One of the most popular theories as to the location of Hoffa’s body is that he was buried at various points underneath the field of Giants Stadium. In Season 2, Episode 5 of the Discovery Channel’s Mythbusters show, the team scanned these locations with ground-penetrating radar to see if there was any evidence that a body was buried there. There was no trace of human remains found, and no remains were recovered when Giants Stadium was eventually demolished in 2010.
On June 16, 2006, the Detroit Free Press released, in its entirety, a document known as the “Hoffex Memo”, a 56-page report that the FBI had prepared for a briefing in January 1976 on the case. The memo records an unsubstantiated belief that Hoffa was murdered at the request of organized crime bosses who felt threatened by Hoffa’s efforts to regain control of the Teamsters.
Richard Kuklinski, also known as “The Iceman”, claimed to know what had happened to Jimmy Hoffa in the 1991 documentary The Iceman: Confessions of a Mafia Contract Killer. He claimed that the body was placed into a 50-gallon drum and burned, before the drum was welded shut and buried in an unnamed junkyard.
Later, he claimed that an accomplice was starting to talk to authorities, so they dug up the drum and placed it into the trunk of a car, which was then compacted into a 4×2 block and shipped to Japan as scrap. These claims have never been fully verified.
Legacy
Josephine Hoffa died on September 12, 1980. According to her children, the grief of her husband’s disappearance had caused her health to decline steadily, and she was buried in Michigan.

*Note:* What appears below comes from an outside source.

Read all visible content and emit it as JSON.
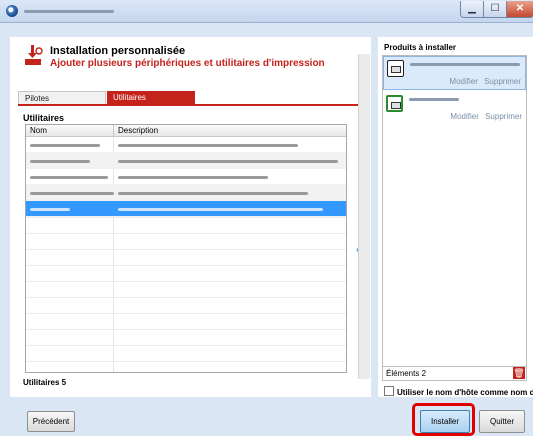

Multiple books have been written on the case, as well as documentaries and fictionalized accounts in film. The case also makes an appearance in the 2003 comedy Bruce Almighty, where the discovery of his body is a miracle that Bruce manifests to regain footing in the news industry.
The latest media portrayal will be a Netflix original film called The Irishman, where Hoffa will be played by Al Pacino. The film is set to be released later this year.